Quando si diventa un colosso della musica le scelte si fanno più difficili…uno sbaglio e tutto il mondo per cui si è duramente combattuto per anni può sbriciolarsi come le mura di Gericho. Questo comporta, molte volte, scelte azzardate, musicisti e amici persi per strada e il vivere unicamente per il proprio sogno. L’unica vera spada di Damocle, oltre alla mera pecunia, è la propria autenticità.
Udo Dirkschneider sa il fatto suo da sempre…il crescente interesse che il piccolo cantante tedesco sta ridestando nell’ultimo decennio gli da ragione delle scelte, azzeccate o meno, fatte in sei lustri di vita. Nel segno della propria ricreazione, ci dona questo nuovissimo disco che gronda metal da ogni parte. Secondo capitolo con le due nuove asce che, rispetto al precedente “Steelhammer”, riescono a farsi sentire più integrate sia nel songwriting che nella modernizzazione del sound finale.
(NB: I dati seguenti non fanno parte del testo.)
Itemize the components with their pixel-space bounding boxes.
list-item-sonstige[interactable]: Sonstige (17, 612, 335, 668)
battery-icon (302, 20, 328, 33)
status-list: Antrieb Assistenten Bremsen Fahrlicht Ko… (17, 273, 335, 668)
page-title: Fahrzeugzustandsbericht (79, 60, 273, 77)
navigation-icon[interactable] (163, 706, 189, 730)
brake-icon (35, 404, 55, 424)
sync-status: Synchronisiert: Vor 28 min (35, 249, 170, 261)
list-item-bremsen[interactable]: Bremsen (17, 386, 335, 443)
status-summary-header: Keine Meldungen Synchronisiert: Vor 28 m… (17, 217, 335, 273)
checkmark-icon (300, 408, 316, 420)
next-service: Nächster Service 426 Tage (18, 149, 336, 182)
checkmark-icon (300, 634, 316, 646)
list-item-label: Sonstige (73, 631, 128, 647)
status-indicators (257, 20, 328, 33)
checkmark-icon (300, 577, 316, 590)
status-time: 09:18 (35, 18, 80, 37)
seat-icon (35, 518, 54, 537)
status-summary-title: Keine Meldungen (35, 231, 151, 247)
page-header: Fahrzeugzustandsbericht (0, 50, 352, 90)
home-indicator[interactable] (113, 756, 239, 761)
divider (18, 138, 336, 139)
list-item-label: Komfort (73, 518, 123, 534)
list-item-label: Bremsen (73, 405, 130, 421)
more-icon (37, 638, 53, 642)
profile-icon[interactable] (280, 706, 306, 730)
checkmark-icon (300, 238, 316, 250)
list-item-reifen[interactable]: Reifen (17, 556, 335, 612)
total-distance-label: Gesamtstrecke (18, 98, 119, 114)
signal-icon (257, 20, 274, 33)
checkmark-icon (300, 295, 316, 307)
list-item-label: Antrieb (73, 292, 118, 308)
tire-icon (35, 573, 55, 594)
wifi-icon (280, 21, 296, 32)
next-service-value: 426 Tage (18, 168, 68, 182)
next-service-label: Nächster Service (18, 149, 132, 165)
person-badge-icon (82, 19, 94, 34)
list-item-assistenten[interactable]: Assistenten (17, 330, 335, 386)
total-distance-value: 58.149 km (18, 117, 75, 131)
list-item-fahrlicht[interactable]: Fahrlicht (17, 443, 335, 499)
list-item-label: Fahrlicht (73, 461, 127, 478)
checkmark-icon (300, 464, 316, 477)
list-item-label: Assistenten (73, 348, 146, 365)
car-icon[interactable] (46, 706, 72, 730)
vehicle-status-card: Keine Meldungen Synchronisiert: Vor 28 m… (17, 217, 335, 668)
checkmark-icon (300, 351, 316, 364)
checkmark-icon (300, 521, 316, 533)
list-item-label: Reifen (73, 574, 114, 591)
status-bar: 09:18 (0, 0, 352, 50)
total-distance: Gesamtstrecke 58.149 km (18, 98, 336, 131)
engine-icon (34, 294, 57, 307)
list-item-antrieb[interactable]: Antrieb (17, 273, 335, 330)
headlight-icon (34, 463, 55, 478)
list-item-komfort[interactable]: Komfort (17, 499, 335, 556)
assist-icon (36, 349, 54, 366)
Lo stile quadrato teutonico non viene mai meno, ma queste nuove dodici tracce risvegliano una anthemica vena melodica che prima appariva meno palese.
Sarà per via della produzione rotonda e pulita che permea “Decadent” di un’aurea più accattivante…i suoni sono grintosi e pieni, carichi della rotondità tipica che rende le sezioni ritmiche inarrestabili. Il mix e il master sono l’autentica ciliegina sulla torta, capaci di porre la voce granitica di mr. Dirkschneider in primo piano senza ‘tradire’ le sei corde…le performance sono limate e ben coese, dove è appagante ascoltare chitarre e batteria in simbiosi, all’apice del cosidetto ‘arrangiamento’.
E se songs come la opener “Speeder” o le più canoniche “Under Syour Skin” e “Let Me Out” vi regaleranno la tipica classe degli U.D.O., capitoli come il singolone “Decadent” o il più cadenzato “Breathless” vi daranno in pasto la bellezza delle strutture dirette e dei cori da stadio. Da applausi “House Of Fake” e “Pain” e il loro stile più ‘innovativo’, mentre con “Secrets In Paradise” e “Meaning Of Life” raggiungerete l’apice di questa nuova creatura.
Indubbiamente, “Decadent” mostra come la coppia Smirnov/Heikkinen si sia bene integrata nel sound della band dando quella ventata di freschezza che, a titolo personale, mancava in “Steelhammer”. Un disco che non tradirà i vecchi fan ma che sa guardare al futuro con un piglio accattivante.